Dropping down past great networks of Vine and grundbranches of ever-increasing size, they at last reached the lower regions where, along the enormous public branchways, were to be found not only the large nid-places of high officials but also the great public buildings and assembly halls. Banking in unison, like a formation of large birds, the D’ok family skirted a gigantic grundtrunk, festooned with dozens of Vine-woven ladders, and dropped lightly to a landing in the public door-yard of the Garden.

On each side the branchpaths were thick with Kindar hurrying toward the Garden, and others glided in constantly to land nearby. Parents of infants in their first year at the Garden arrived either walking or gliding, with their offspring strapped to their backs—as they would have to do until the Garden teachers certified their children as proficient in the use of the shuba and capable of gliding on their own. Large groups of older children arrived together, singing and shouting as they ran along the branches or swooped down from the heights. Touching palms briefly with her mother and brother, and chattering a few disjointed words of the parting, Pomma dashed away after a group of her fifth-year classmates, who were just disappearing behind the door hangings of the main entrance. She turned once to wave, a quick birdlike gesture, the rich color of her bluegreen eyes in striking contrast to her small pale face, and then using both her tiny hands to push aside the heavy draperies, she, too, disappeared. For several moments Raamo and Hearba stood watching the dwindling flow of students as the time approached for the beginning of the morning’s classes.

Raamo was thinking of his own days at the Garden, which had ended such a short time before, but which seemed now to be already fading into a distant past.

Like all other Kindar children, he had begun to attend the Garden classes at the end of his second year of life, and by the time he reached his third birthday he had been taught many things. He had learned, of course, to wear a shuba and to glide, so that he no longer needed to be watched and guarded every moment to prevent a tragic fall to the forest floor; but also he had begun to receive instruction in many other areas of study.

Already, in that first year, he had begun classes in Love, where he was encouraged to relate to his fellow students by playing games that emphasized cooperation and shared achievement, and the delight of shared emotions. In Peace class he was taught how to control and make positive use of his emotions by using ritual and meditation; and in his first year of Joy, he had learned to appreciate not only the pleasures of song and dance but the many other delights of body, mind, and Spirit.

He had also begun instructions designed to increase and prolong his use of Spirit-force, and in a daily class known as Story, he had been taught to recite by memory the chants and songs and narrations that told the history of Green-sky.

But memorization, so necessary for Kindar children, had always been hard for Raamo.

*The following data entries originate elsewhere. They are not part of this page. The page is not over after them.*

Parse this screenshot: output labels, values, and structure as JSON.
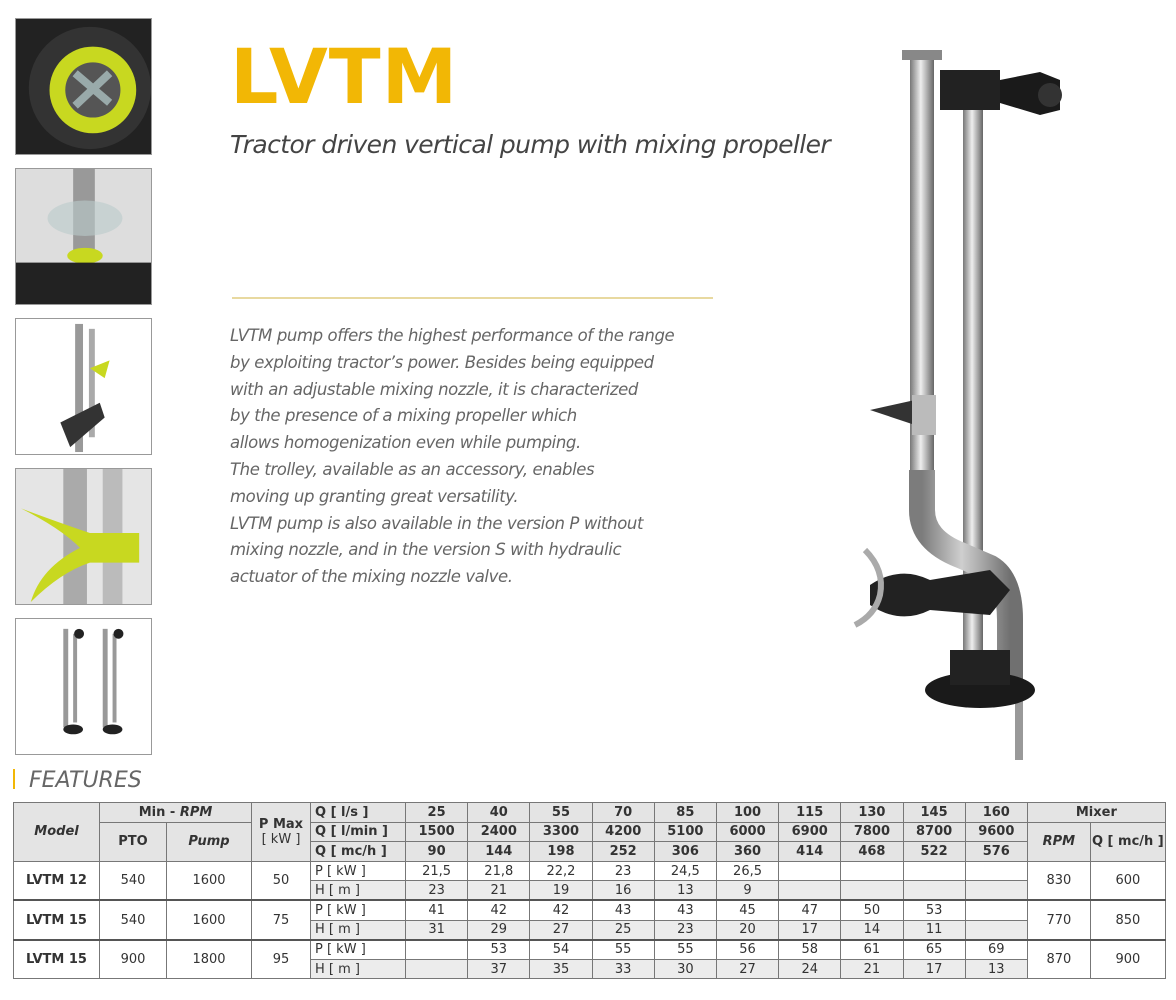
{
  "title": "LVTM",
  "subtitle": "Tractor driven vertical pump with mixing propeller",
  "description": [
    "LVTM pump offers the highest performance of the range",
    "by exploiting tractor’s power. Besides being equipped",
    "with an adjustable mixing nozzle, it is characterized",
    "by the presence of a mixing propeller which",
    "allows homogenization even while pumping.",
    "The trolley, available as an accessory, enables",
    "moving up granting great versatility.",
    "LVTM pump is also available in the version P without",
    "mixing nozzle, and in the version S with hydraulic",
    "actuator of the mixing nozzle valve."
  ],
  "features_heading": "FEATURES",
  "colors": {
    "brand": "#f2b705",
    "accent_green": "#c8d820",
    "header_bg": "#e4e4e4"
  },
  "table": {
    "model": "Model",
    "min": "Min - ",
    "rpm": "RPM",
    "pto": "PTO",
    "pump": "Pump",
    "pmax": "P Max",
    "kw": "[ kW ]",
    "q_ls": "Q [ l/s ]",
    "q_lmin": "Q [ l/min ]",
    "q_mch": "Q [ mc/h ]",
    "ls": [
      "25",
      "40",
      "55",
      "70",
      "85",
      "100",
      "115",
      "130",
      "145",
      "160"
    ],
    "lmin": [
      "1500",
      "2400",
      "3300",
      "4200",
      "5100",
      "6000",
      "6900",
      "7800",
      "8700",
      "9600"
    ],
    "mch": [
      "90",
      "144",
      "198",
      "252",
      "306",
      "360",
      "414",
      "468",
      "522",
      "576"
    ],
    "mixer": "Mixer",
    "mixer_rpm": "RPM",
    "mixer_q": "Q [ mc/h ]",
    "p_label": "P   [ kW ]",
    "h_label": "H   [ m ]",
    "rows": [
      {
        "model": "LVTM 12",
        "pto": "540",
        "pump": "1600",
        "pmax": "50",
        "p": [
          "21,5",
          "21,8",
          "22,2",
          "23",
          "24,5",
          "26,5",
          "",
          "",
          "",
          ""
        ],
        "h": [
          "23",
          "21",
          "19",
          "16",
          "13",
          "9",
          "",
          "",
          "",
          ""
        ],
        "mrpm": "830",
        "mq": "600"
      },
      {
        "model": "LVTM 15",
        "pto": "540",
        "pump": "1600",
        "pmax": "75",
        "p": [
          "41",
          "42",
          "42",
          "43",
          "43",
          "45",
          "47",
          "50",
          "53",
          ""
        ],
        "h": [
          "31",
          "29",
          "27",
          "25",
          "23",
          "20",
          "17",
          "14",
          "11",
          ""
        ],
        "mrpm": "770",
        "mq": "850"
      },
      {
        "model": "LVTM 15",
        "pto": "900",
        "pump": "1800",
        "pmax": "95",
        "p": [
          "",
          "53",
          "54",
          "55",
          "55",
          "56",
          "58",
          "61",
          "65",
          "69"
        ],
        "h": [
          "",
          "37",
          "35",
          "33",
          "30",
          "27",
          "24",
          "21",
          "17",
          "13"
        ],
        "mrpm": "870",
        "mq": "900"
      }
    ]
  }
}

It was with difficulty that he had learned not only the long sacred stories but also the songs and chants used in the many rituals and ceremonies of daily life. He had often been chided by his teachers, who told him that he could easily do better if he would only try—that there was nothing really wrong with his memory if only he would spend more time remembering and less at asking pointless questions and daydreaming about strange and disquieting ideas. “You are as curious as a sima,” his teachers had told him,” and almost as destructive.” That had been the time he had almost spoiled a book by trying to write on one of its pages with various juices squeezed from fruits and tree bark. He had been trying to find a way to produce books more quickly and easily so they would be more plentiful.